Despite the appetite for responsible investment, many felt it was difficult to find out where their money was going.
As we’ve found in previous years, the majority said they’d be concerned if their money was supporting sin stocks, such as gambling, pornography or tobacco. But most didn’t know whether their fund manager excluded investment in these areas.
Six out of 10 KiwiSavers said they’d be very concerned if their money was invested in weapons but didn’t know whether their cash went into this industry.

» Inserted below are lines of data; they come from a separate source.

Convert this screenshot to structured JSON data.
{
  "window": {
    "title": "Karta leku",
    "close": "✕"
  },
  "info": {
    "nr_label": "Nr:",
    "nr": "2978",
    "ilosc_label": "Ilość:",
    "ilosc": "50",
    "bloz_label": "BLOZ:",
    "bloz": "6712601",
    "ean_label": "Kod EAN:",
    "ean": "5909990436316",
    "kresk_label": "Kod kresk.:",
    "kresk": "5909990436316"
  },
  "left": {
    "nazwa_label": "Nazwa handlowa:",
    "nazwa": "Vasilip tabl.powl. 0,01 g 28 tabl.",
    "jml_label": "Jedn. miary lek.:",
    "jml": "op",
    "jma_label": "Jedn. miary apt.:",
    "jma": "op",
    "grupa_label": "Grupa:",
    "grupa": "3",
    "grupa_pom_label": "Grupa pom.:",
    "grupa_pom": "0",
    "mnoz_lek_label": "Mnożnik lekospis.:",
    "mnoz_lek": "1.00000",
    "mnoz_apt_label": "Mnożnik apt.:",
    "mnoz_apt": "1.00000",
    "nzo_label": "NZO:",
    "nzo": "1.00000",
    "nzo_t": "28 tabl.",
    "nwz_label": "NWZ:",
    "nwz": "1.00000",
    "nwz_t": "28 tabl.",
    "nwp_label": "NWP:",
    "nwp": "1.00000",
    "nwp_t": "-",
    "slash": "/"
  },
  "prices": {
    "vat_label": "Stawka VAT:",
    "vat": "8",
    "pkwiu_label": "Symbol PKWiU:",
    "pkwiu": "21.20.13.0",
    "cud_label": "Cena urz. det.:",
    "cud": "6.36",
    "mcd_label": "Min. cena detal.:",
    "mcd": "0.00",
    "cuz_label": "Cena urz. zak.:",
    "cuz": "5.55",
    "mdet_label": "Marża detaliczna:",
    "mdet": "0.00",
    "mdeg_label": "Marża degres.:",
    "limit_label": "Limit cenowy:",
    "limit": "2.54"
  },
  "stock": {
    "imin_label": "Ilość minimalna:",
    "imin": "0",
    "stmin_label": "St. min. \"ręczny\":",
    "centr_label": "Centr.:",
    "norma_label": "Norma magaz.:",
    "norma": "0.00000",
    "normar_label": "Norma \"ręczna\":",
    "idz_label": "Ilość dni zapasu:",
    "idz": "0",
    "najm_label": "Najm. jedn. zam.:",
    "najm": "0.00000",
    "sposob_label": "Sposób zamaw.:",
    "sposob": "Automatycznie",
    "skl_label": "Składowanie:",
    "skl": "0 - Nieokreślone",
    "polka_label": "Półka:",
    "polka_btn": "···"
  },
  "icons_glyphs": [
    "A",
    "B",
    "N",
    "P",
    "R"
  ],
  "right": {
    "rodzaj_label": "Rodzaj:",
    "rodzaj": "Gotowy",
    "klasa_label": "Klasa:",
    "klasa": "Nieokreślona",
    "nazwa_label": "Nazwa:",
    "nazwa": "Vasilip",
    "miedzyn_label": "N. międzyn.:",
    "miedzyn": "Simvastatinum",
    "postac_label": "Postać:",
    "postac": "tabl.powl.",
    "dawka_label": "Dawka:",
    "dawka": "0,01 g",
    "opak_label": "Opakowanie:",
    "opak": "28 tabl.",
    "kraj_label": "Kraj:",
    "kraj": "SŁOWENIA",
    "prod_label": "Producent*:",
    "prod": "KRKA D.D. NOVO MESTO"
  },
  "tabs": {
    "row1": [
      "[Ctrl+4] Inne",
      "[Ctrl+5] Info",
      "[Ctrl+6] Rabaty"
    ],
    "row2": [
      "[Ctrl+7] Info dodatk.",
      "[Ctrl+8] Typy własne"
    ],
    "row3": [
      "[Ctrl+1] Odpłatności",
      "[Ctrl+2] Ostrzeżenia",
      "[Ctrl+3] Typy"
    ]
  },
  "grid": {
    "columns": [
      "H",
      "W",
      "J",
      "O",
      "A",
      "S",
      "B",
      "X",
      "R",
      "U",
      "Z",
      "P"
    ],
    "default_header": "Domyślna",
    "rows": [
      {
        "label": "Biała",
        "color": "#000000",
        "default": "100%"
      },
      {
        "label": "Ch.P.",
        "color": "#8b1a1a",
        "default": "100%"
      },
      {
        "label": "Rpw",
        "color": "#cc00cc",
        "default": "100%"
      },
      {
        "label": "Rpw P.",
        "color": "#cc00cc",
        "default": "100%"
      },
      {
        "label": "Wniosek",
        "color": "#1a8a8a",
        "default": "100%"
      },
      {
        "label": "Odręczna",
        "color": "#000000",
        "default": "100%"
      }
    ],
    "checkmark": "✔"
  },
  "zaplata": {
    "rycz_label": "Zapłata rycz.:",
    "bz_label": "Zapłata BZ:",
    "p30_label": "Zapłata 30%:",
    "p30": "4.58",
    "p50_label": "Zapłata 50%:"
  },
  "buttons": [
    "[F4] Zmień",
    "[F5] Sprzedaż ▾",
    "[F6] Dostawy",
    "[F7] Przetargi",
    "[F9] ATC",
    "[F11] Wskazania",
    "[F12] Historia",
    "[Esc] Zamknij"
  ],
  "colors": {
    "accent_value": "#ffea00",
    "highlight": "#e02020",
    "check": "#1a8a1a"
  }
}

Investments in nuclear power and palm oil were also a major concern for half of investors.
Overall, just 24% felt sure their cash was invested responsibly.
Where do you stand?
Who’s keeping watch?
The Financial Markets Authority (FMA) is promising to keep closer tabs on the industry and what it’s delivering for consumers.
That pledge comes as companies’ income from fees continues to rise.
In 2019, KiwiSaver providers earned $479.8 million in fees, up 15% on 2018. Research commissioned by the FMA suggests what we’re paying is high compared with similar funds in the UK.
Last year, FMA director Liam Mason said it would be asking providers “to demonstrate how they are providing value for money for members”.
Mr Mason said this would include getting providers to explain “how higher fees are justified for services such as active fund management or responsible investment strategies”.
As our survey shows, higher fees haven’t translated into quality customer service.
Where's your money going?
Finding out which horses your KiwiSaver cash is backing isn’t as straightforward as it could be.
KiwiSaver providers must regularly disclose the top 10 investments of each of their funds. They also have to file financial statements and lists of fund holdings showing where money is invested. These returns are held on the Companies Office Disclose Register. But in many cases, the information doesn’t tell you everything you need to know. Most schemes invest in global tracking funds, which means you need to dig deeper to find where these funds invest.
It’s a safe bet the majority will have holdings in stock exchange leaders and big name companies – think Apple, Microsoft, Facebook, BP, ExxonMobil,
Shell, Nestle, Coca-Cola, PepsiCo and McDonald’s among others.
The online Disclose Register is free to access, although you need to know where to look for relevant information. To find your KiwiSaver fund’s holdings, search under “Offers” and enter the name of your provider. A list of “Full portfolio holdings” can be found under the “Investment Options” tab.
You’re entitled to ask your provider where it’s investing your money. Quiz your fund manager about its approach to responsible investment. Look for details on industries the fund screens, rather than general commitments to do the right thing. You can also ask what the fund is doing to support sustainability investing.
Nine KiwiSaver funds are promoted as dedicated responsible investment options:
AMP’s Responsible Investment Balanced Fund
ANZ’s OneAnswer Sustainable International Share Fund
Booster’s Socially Responsible Investment Balanced Fund, and Socially Responsible Investment Growth Fund
CareSaver's Balanced, Conservative and Growth funds
QuayStreet’s Balanced SRI Fund
SuperLife’s Ethica Fund.
These funds exclude a broader range of investments than the companies’ other KiwiSaver offerings. Common exclusions include alcohol, arms, gambling and pornography. Investment in fossil fuel extraction is also excluded by Booster, QuayStreet and SuperLife.